AUSTIN, Texas (Reuters) - The Supreme Court halted the scheduled execution on Thursday of a man convicted of killing an off-duty Houston policeman in 1998 while it considers whether to review the case.
The ruling granted a stay of execution to Anthony Haynes, who had been scheduled to die by lethal injection.
Haynes, now 33, fired a shot from his truck at a Jeep Cherokee carrying off-duty Houston police officer Kent Kincaid and his wife, Nancy, according to an account of the case from the Texas attorney general’s office.
The officer got out of his Jeep and approached Haynes’ truck, telling him he was a police officer and asking to see his driver’s license, the account said.
Nancy Kincaid said during Haynes’ trial that her husband was reaching for his badge when the driver shot him in the head, according to a Houston Chronicle account at the time.
“(The driver) pulled his hand up and I saw the flash and I heard the pop,” Nancy Kincaid testified. “That was the end. He then went down.”
Kent Kincaid was declared brain-dead at the hospital.
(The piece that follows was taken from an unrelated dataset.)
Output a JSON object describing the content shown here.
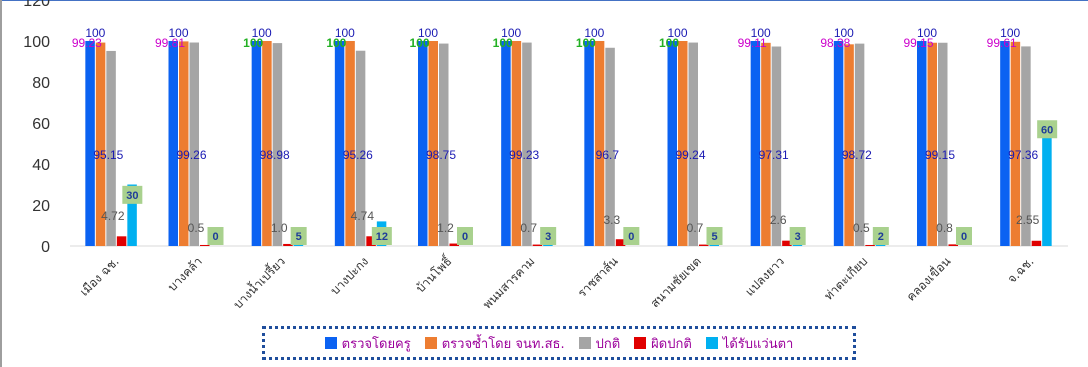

That same night, Haynes had committed several armed robberies, Texas officials say.
“I‘m not a vicious psychopath who goes around wanting to take people’s lives,” Haynes told the Houston Chronicle in a 2001 death row interview. “There was no intent to kill a cop. He did not ID himself until a second before I shot him.”
Haynes has appealed to the U.S. Supreme Court, raising questions about whether his trial lawyers were effective. He would have been the 11th inmate executed this year in Texas, according to the Death Penalty Information Center.